I've been banging my head against the wall trying to sort out permissions issues when running a container that uses a remote SMB share for storing configuration files.
I found this post and answer but still can't seem to get things to work:
docker-add-network-drive-as-volume-on-windows
For the below YAML code, yes everything is formatted correctly. I just copied this from my reddit post and the indents are not showing correctly now.
My set-up is as follows:
Running Proxmox as my hypervisor with:
TrueNAS Scale as the NAS
Debian VM for hosting Docker
The TrueNAS VM has a single pool, with 1 dataset for SMB shares and 1 dataset for NFS shares (implemented for troubleshooting purposes)
I have credentials steve:steve (1000:1000) supersecurepassword with Full Control ACL permissions on the SMB share. I can access this share via windows and CLI and have all expected operations behaving as expected.
On the Debian host, I have created user steve:steve (1000:1000) with supersecurepassword.
I have been able to successfully mount and map the share within the debian host using cifs using:
//192.168.10.206/dockerdata /mnt/dockershare cifsuid=1000,gid=1000,vers=3.0,credentials=/root/.truenascreds 0 0
The credentials are:
username=steve
password=supersecurepassword
I can read/write from CLI through the mount point, view files, modify files, etc.

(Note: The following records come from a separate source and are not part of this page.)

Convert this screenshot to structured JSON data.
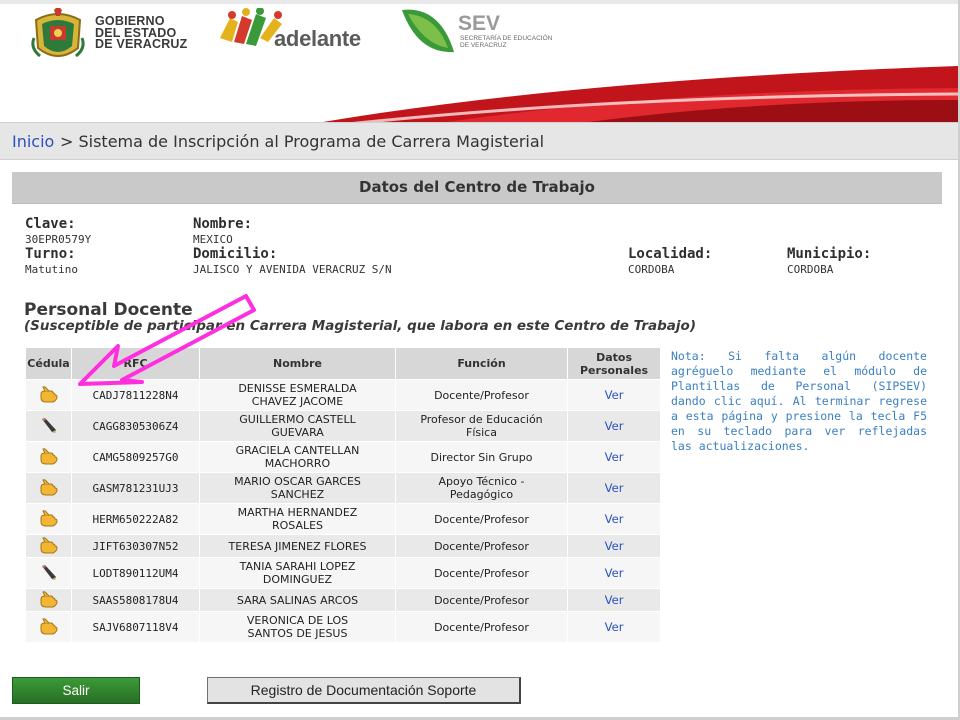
{
  "header": {
    "gov_logo_icon": "veracruz-coat-of-arms-icon",
    "gov_text_lines": [
      "GOBIERNO",
      "DEL ESTADO",
      "DE VERACRUZ"
    ],
    "adelante_text": "adelante",
    "sev_title": "SEV",
    "sev_subtitle_lines": [
      "SECRETARÍA DE EDUCACIÓN",
      "DE VERACRUZ"
    ]
  },
  "breadcrumb": {
    "home": "Inicio",
    "rest": " > Sistema de Inscripción al Programa de Carrera Magisterial"
  },
  "section_title": "Datos del Centro de Trabajo",
  "centro": {
    "clave_label": "Clave:",
    "clave": "30EPR0579Y",
    "nombre_label": "Nombre:",
    "nombre": "MEXICO",
    "turno_label": "Turno:",
    "turno": "Matutino",
    "domicilio_label": "Domicilio:",
    "domicilio": "JALISCO Y AVENIDA VERACRUZ S/N",
    "localidad_label": "Localidad:",
    "localidad": "CORDOBA",
    "municipio_label": "Municipio:",
    "municipio": "CORDOBA"
  },
  "personal": {
    "title": "Personal Docente",
    "subtitle": "(Susceptible de participar en Carrera Magisterial, que labora en este Centro de Trabajo)"
  },
  "table": {
    "headers": [
      "Cédula",
      "RFC",
      "Nombre",
      "Función",
      "Datos Personales"
    ],
    "rows": [
      {
        "icon": "hand-point-icon",
        "rfc": "CADJ7811228N4",
        "nombre_1": "DENISSE ESMERALDA",
        "nombre_2": "CHAVEZ JACOME",
        "funcion_1": "Docente/Profesor",
        "funcion_2": "",
        "link": "Ver"
      },
      {
        "icon": "pencil-icon",
        "rfc": "CAGG8305306Z4",
        "nombre_1": "GUILLERMO CASTELL",
        "nombre_2": "GUEVARA",
        "funcion_1": "Profesor de Educación",
        "funcion_2": "Física",
        "link": "Ver"
      },
      {
        "icon": "hand-point-icon",
        "rfc": "CAMG5809257G0",
        "nombre_1": "GRACIELA CANTELLAN",
        "nombre_2": "MACHORRO",
        "funcion_1": "Director Sin Grupo",
        "funcion_2": "",
        "link": "Ver"
      },
      {
        "icon": "hand-point-icon",
        "rfc": "GASM781231UJ3",
        "nombre_1": "MARIO OSCAR GARCES",
        "nombre_2": "SANCHEZ",
        "funcion_1": "Apoyo Técnico -",
        "funcion_2": "Pedagógico",
        "link": "Ver"
      },
      {
        "icon": "hand-point-icon",
        "rfc": "HERM650222A82",
        "nombre_1": "MARTHA HERNANDEZ",
        "nombre_2": "ROSALES",
        "funcion_1": "Docente/Profesor",
        "funcion_2": "",
        "link": "Ver"
      },
      {
        "icon": "hand-point-icon",
        "rfc": "JIFT630307N52",
        "nombre_1": "TERESA JIMENEZ FLORES",
        "nombre_2": "",
        "funcion_1": "Docente/Profesor",
        "funcion_2": "",
        "link": "Ver"
      },
      {
        "icon": "pencil-icon",
        "rfc": "LODT890112UM4",
        "nombre_1": "TANIA SARAHI LOPEZ",
        "nombre_2": "DOMINGUEZ",
        "funcion_1": "Docente/Profesor",
        "funcion_2": "",
        "link": "Ver"
      },
      {
        "icon": "hand-point-icon",
        "rfc": "SAAS5808178U4",
        "nombre_1": "SARA SALINAS ARCOS",
        "nombre_2": "",
        "funcion_1": "Docente/Profesor",
        "funcion_2": "",
        "link": "Ver"
      },
      {
        "icon": "hand-point-icon",
        "rfc": "SAJV6807118V4",
        "nombre_1": "VERONICA DE LOS",
        "nombre_2": "SANTOS DE JESUS",
        "funcion_1": "Docente/Profesor",
        "funcion_2": "",
        "link": "Ver"
      }
    ]
  },
  "note": "Nota: Si falta algún docente agréguelo mediante el módulo de Plantillas de Personal (SIPSEV) dando clic aquí. Al terminar regrese a esta página y presione la tecla F5 en su teclado para ver reflejadas las actualizaciones.",
  "buttons": {
    "salir": "Salir",
    "registro": "Registro de Documentación Soporte"
  },
  "colors": {
    "link_blue": "#2a52be",
    "note_blue": "#3a7fc1",
    "header_gray": "#c9c9c9",
    "salir_green": "#2f8a2b",
    "annotation_magenta": "#ff2fe0"
  }
}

I have also successfully mounted & read/write the share with these additional options:
file_mode=0777,dir_mode=0777,noexec,nosuid,nosetuids,nodev
Now here's where I start having problems. I can create a container user docker compose, portainer (manual creation and stack for compose) but run into database errors as the container attempts to start.
version: "2.1"
services:
babybuddytestsmbmount:
image: lscr.io/linuxserver/babybuddy:latest
container_name: babybuddytestsmbmount
environment:
- PUID=1000
- PGID=1000
- TZ=America/New_York
- CSRF_TRUSTED_ORIGINS=http://127.0.0.1:8000,https://babybuddy.domain.com
ports:
- 1801:8000
restart: unless-stopped
volumes:
- /mnt/dockershare/babybuddy2:/config
Docker will create all folders and files, start the container but the webui will return a server 500 error. The logs indicate these database errors which results in a large number of exceptions:
sqlite3.OperationalError: database is locked
django.db.utils.OperationalError: database is locked
django.db.migrations.exceptions.MigrationSchemaMissing: Unable to create the django_migrations table (database is locked)
I also tried mounting the SMB share in a docker volume using the following:
version: "2.1"
services:
babybuddy:
image: lscr.io/linuxserver/babybuddy:latest
container_name: babybuddy
environment:
- PUID=1000
- PGID=1000
- TZ=America/New_York
- CSRF_TRUSTED_ORIGINS=http://127.0.0.1:8000,https://babybuddy.domain.com
ports:
- 1800:8000
restart: unless-stopped
volumes:
- dockerdata:/config
volumes:
dockerdata:
driver_opts:
type: "cifs"
o: "username=steve,password=supersecurepassword,uid=1000,gid=1000,file_mode=0777,dir_mode=0777,noexec,nosuid,nosetuids,nodev,vers=3.0"
device: "//192.168.10.206/dockerdata"
I have also tried this under options:
o: "username=steve,password=supersecurepassword,uid=1000,gid=1000,rw,vers=3.0"
Docker again is able to create the container, create & mount the volume, create all folders and files, but encouters the same DB errors indicated above.
I believe this is because the container is trying to access the SMB share as root, which TrueNAS does not permit. I have verified that all files and folders are under the correct ownership, and during troubleshooting have also stopped the container, recursively chown and chgrp the dataset to root:root, restarting the container and no dice. Changing the SMB credntials on the debian host to root results in a failure to connect.
Testing to ensure I didn't have a different issue causing problems, I was able to sucessfully start the container locally on the host as well as using a remote NFS share from the same TrueNAS VM.
I have also played with the dataset permissions, changing owners within TrueNAS, attempting permissions without ACL, etc.
Each of these variations was done with fresh dataset for SMB and a wipeout and recreation of docker as well as reinstall of debian.
Any help or suggestions would be greatly appreciated.
Edit: I also tried this with Ubuntu as the docker host and attempted to have docker run under the steve user to disastrous results.
I expected to be able to mount the SMB share on my TrueNAS system on my Debian docker host machine and encounter write errors in the database files that are part of the container. Local docker instances and NFS mounts work fine.